Understanding Vectors - Vector Addition
By participating in a group activity, students will learn how to add force vectors. They will see the significance of direction when adding vector quantities.
- Differentiate between scalar and vector quantities.
- Graphically add vectors.
- Identify examples of vectors and scalars.
Context for Use
Resource Type: Activities:Classroom Activity:Short Activity:Demonstration, Activities:Classroom Activity
Grade Level: High School (9-12)
Description and Teaching Materials
The actual activity begins by hanging a two kilogram mass from a spring scale which is calibrated in Newtons.
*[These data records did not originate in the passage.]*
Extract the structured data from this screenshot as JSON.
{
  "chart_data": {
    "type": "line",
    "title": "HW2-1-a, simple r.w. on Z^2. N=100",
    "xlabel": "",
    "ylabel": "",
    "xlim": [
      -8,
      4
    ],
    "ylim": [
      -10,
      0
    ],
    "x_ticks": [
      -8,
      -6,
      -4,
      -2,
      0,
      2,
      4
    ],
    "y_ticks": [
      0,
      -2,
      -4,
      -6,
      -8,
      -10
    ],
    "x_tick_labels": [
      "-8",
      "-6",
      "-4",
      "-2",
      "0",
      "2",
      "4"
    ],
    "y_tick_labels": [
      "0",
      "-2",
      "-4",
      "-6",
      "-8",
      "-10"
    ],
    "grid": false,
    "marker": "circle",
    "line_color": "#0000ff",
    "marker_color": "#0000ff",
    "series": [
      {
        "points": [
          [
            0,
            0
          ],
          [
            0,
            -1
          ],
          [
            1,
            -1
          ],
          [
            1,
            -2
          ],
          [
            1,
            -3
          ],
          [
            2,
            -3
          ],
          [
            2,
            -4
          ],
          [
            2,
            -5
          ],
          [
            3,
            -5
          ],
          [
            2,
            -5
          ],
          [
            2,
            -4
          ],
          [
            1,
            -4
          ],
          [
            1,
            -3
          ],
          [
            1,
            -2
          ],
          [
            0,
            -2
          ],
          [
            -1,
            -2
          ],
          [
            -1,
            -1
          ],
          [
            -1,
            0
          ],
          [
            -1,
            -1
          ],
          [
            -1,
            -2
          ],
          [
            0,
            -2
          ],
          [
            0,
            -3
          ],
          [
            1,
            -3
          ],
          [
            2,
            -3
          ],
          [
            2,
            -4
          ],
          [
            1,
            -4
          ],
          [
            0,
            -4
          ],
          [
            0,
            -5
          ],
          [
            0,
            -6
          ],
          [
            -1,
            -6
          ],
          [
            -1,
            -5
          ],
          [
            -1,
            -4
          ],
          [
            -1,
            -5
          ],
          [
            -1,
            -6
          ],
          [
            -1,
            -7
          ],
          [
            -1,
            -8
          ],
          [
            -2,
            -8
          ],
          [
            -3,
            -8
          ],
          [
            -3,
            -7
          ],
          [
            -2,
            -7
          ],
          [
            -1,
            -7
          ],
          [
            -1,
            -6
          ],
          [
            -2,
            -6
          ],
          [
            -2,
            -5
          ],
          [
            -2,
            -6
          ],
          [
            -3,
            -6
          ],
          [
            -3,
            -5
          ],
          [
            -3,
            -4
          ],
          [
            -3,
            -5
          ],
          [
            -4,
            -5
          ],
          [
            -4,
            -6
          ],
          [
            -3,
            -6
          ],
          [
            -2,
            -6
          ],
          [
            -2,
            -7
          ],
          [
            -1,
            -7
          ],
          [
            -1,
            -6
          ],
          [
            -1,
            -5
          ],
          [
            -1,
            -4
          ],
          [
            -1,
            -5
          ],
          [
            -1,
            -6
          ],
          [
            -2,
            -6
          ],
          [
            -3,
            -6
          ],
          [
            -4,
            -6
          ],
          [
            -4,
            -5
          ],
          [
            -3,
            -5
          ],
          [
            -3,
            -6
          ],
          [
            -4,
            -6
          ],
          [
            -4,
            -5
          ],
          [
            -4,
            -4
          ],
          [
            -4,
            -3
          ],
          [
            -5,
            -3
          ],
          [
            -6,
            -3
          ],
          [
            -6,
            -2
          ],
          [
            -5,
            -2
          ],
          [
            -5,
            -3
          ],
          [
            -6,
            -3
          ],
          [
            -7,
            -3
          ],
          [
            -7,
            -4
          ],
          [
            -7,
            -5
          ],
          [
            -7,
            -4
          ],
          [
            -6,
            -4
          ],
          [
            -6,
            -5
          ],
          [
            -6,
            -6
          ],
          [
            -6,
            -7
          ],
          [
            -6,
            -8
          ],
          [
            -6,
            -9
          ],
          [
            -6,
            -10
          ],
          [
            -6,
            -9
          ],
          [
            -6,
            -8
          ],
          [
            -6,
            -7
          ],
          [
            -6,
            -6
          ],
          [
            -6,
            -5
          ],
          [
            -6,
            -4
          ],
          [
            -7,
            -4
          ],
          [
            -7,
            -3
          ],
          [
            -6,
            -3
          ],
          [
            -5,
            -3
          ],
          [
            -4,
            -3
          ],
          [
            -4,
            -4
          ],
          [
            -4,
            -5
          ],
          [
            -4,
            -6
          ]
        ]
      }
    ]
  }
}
The reading will be approximately 20 N. Then the same mass is suspended from a string (approximately 2 meters long) which is hanging from two spring scales which are attached to the blackboard. The mass is not placed in the middle, but closer to one end than the other. The readings of both spring scales are recorded, and the direction of force of each spring scale is marked by tracing the string on each side of the mass. An appropriate scale is chosen, and vectors are drawn to represent the force of each spring scale. When the force vectors are added to each other, the resultant should be very close to 20 N straight up (to balance the weight of approximately 20 N down). It becomes clear that adding the magnitudes of the two forces as scalars gives an incorrect total force, but adding them as vectors gives an appropriate resultant force.
-2 spring scales calibrated in Newtons
-One 2 m piece of string
-One 2 kg mass
Teaching Notes and Tips
Spend adequate time dealing with how to measure angles when adding the vectors.